Division of Cellular Biology, La Jolla Institute for Allergy and Immunology, 9420 Athena Circle, La Jolla, CA 92037, USA.
Nat Rev Rheumatol. 2014 Oct;10(10):602-11. doi: 10.1038/nrrheum.2014.109. Epub 2014 Jul 8.
PTPN22 encodes a tyrosine phosphatase that is expressed by haematopoietic cells and functions as a key regulator of immune homeostasis by inhibiting T-cell receptor signalling and by selectively promoting type I interferon responses after activation of myeloid-cell pattern-recognition receptors. A single nucleotide polymorphism of PTPN22, 1858C>T (rs2476601), disrupts an interaction motif in the protein, and is the most important non-HLA genetic risk factor for rheumatoid arthritis and the second most important for juvenile idiopathic arthritis. PTPN22 exemplifies a shared autoimmunity gene, affecting the pathogenesis of systemic lupus erythematosus, vasculitis and other autoimmune diseases. In this Review, we explore the role of PTPN22 in autoimmune connective tissue disease, with particular emphasis on candidate-gene and genome-wide association studies and clinical variability of disease. We also propose a number of PTPN22-dependent functional models of the pathogenesis of autoimmune diseases.

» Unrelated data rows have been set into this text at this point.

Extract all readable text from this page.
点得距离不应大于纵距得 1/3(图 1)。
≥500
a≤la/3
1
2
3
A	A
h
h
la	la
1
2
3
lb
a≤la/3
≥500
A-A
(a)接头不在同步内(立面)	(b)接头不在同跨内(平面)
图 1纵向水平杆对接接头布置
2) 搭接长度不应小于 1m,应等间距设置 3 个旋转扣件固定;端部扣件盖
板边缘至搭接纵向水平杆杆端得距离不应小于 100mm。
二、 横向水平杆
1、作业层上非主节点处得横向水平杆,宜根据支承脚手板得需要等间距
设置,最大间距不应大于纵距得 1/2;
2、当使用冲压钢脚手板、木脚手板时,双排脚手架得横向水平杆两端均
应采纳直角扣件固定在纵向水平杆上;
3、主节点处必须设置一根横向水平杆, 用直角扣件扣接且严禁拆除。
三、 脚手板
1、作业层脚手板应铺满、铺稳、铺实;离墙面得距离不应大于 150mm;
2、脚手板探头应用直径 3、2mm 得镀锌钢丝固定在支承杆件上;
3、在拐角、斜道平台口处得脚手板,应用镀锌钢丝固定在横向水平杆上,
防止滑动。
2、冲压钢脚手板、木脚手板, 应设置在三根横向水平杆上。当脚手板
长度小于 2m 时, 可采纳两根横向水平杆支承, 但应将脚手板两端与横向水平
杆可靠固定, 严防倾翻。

PTPN22 编码一种酪氨酸磷酸酶,在造血细胞中表达,通过抑制 T 细胞受体信号和在髓样细胞模式识别受体激活后选择性促进 I 型干扰素反应,作为免疫稳态的关键调节剂发挥作用。PTPN22 的单核苷酸多态性 1858C>T(rs2476601)破坏了蛋白质中的一个相互作用基序,是类风湿关节炎最重要的非 HLA 遗传风险因素,也是青少年特发性关节炎的第二大遗传风险因素。PTPN22 是自身免疫性疾病的一个共同的易感基因,影响系统性红斑狼疮、血管炎和其他自身免疫性疾病的发病机制。在这篇综述中,我们探讨了 PTPN22 在自身免疫性结缔组织疾病中的作用,特别强调了候选基因和全基因组关联研究以及疾病的临床变异性。我们还提出了一些 PTPN22 依赖性自身免疫性疾病发病机制的功能模型。